5 colour jewel sorting. Most of these objects pose a choking hazard so take care with young children who still like to put things in their mouths. Jewels are so tempting for toddlers to suck on.

4 colour plastic flower sort.

5 types of dried beans.

5 kinds of buttons.

5 colours of Christmas craft bells.

5 kinds of pasta and dried beans.

5 coloured marble sort.

5 kinds of pasta.

5 kinds of shells.

5 kinds of farm animals.


An introduction to Sorting: A Montessori Style Tray Activity

Two colour bead sort with attribute or category already given. The first exposure to sorting for my toddlers.

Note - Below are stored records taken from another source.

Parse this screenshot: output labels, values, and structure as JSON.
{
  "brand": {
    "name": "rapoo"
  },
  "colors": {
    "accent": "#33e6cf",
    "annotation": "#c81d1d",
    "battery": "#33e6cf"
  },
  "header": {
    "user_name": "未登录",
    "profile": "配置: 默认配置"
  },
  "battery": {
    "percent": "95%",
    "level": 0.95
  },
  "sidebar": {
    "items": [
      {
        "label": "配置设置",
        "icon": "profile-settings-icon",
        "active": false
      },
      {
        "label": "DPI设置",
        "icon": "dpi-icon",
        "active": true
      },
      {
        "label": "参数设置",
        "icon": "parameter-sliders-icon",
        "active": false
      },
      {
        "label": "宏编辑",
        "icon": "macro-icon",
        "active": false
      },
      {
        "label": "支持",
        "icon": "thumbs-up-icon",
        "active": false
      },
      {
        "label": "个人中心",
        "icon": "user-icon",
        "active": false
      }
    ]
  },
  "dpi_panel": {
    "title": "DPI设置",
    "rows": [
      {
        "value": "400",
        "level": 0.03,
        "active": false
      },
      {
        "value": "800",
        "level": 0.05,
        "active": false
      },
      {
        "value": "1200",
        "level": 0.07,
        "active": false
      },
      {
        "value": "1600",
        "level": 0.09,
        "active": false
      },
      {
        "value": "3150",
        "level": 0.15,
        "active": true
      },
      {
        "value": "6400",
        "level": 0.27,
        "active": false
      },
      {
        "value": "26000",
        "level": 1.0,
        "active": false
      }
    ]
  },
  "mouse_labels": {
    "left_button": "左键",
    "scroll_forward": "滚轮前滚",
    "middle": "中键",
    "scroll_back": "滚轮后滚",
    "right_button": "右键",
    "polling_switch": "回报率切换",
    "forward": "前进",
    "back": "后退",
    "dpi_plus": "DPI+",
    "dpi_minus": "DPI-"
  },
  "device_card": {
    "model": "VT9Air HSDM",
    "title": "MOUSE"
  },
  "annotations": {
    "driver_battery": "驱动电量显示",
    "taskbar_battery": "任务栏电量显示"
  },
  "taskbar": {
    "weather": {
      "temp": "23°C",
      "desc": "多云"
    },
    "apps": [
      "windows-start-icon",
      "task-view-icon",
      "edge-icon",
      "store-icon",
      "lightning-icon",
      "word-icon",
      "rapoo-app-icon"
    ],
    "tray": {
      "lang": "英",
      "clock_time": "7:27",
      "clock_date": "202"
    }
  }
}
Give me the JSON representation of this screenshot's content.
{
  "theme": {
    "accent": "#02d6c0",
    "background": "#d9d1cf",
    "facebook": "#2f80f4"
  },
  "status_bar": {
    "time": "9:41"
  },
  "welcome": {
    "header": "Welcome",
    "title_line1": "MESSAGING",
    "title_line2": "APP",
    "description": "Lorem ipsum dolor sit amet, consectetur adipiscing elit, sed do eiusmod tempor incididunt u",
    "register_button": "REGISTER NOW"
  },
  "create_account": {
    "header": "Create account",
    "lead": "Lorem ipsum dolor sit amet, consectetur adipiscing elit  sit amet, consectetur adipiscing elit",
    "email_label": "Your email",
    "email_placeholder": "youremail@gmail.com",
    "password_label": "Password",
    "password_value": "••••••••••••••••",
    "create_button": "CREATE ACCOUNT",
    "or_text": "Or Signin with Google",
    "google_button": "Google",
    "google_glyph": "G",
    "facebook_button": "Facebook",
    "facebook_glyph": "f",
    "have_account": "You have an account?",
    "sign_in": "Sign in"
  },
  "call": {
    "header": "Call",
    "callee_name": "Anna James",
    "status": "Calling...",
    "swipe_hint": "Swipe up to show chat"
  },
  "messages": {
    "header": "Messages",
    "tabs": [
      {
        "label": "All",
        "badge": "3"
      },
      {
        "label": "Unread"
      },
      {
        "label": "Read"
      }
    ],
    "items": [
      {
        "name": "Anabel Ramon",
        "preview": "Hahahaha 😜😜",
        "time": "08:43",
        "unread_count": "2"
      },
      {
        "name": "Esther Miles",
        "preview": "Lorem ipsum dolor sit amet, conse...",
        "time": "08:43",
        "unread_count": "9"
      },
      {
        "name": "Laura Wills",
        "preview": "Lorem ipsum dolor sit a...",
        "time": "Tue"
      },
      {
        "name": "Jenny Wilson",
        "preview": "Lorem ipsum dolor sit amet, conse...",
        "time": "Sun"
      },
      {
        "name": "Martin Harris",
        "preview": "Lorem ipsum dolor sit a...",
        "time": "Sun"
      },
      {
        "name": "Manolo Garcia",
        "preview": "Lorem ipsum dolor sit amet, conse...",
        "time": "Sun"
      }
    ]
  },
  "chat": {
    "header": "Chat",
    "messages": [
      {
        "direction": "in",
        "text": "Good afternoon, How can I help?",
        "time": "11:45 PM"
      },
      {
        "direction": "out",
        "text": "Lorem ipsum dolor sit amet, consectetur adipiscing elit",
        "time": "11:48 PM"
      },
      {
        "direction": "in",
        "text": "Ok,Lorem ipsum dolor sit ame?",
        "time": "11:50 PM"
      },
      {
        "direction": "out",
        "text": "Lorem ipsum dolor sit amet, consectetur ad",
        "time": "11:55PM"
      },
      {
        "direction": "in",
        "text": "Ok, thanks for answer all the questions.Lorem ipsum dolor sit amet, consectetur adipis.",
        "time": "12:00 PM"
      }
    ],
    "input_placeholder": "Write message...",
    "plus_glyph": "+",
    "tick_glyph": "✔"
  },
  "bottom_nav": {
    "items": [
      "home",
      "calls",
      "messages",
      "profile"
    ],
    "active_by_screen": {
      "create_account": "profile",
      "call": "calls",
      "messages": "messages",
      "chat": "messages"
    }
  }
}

Sorting is an important foundational skill requiring reasoning, logic and mathematical thinking. It enables children to be able to look at a group of objects and identify similarities and differences and to make logical decisions as to how to categorise the objects. Sorting skills will transfer into other academic subjects such as science and mathematics later in life.

Sorting frequently covers other basic skills such as colour recognition and counting and if combined with some kind of transfer tool such as tongs, spoons, tweezers or scoops, will develop fine motor skills at the same time.

I usually tape a peg to the top of each container to designate the attribute category until the child is able to determine a category independently.

I present sorting to my toddlers with only 2 categories to begin with, in the form of a Montessori style tray activity. In other words, only 2 attributes are present. These attributes could be the colour of the object, the shape, size, length or thickness etc. but whatever it is, there are only 2 possible ways to sort them. I also tape or glue one of each kind of object to the sorting container so it is essentially a matching activity as well as sorting for their first experience.

Once they are able to look at the objects (in this case beads) and identify the similarities (all beads of the same size and shape) and differences (colour) they are ready to sort according to the attribute they have identified without a pre-determined category to guide them.

We talk about the objects; what they are, what colour, size, shape etc and focus on what is the same and different about them. I then sort the first few objects (talking about their attributes) while the child watches and ask them to see if they can tell why I am separating them as I am. If they are able to tell me, I ask them to see if they can sort the rest or simply explain why I have sorted as I did and demonstrate further before asking them to have a go.

Once they are able to sort by the two attributes with a category already given (one of each object taped to the container) I present two attribute sorting again without the categories already chosen and help the child to identify the two attributes themselves and sort accordingly.

An example of 3 category/attribute sorting. Generally colour is an easy way for toddlers to sort as a beginning skill. More abstract attributes can be introduced later.

After they have mastered sorting 2 attributes with a variety of objects, I extend the possible attributes or categories to 3, 4, 5 or more attributes, until they are able to sort any objects set before them and justify their reasoning.

In this example the coloured bowls determine the category or attribute so it doubles as a matching activity also.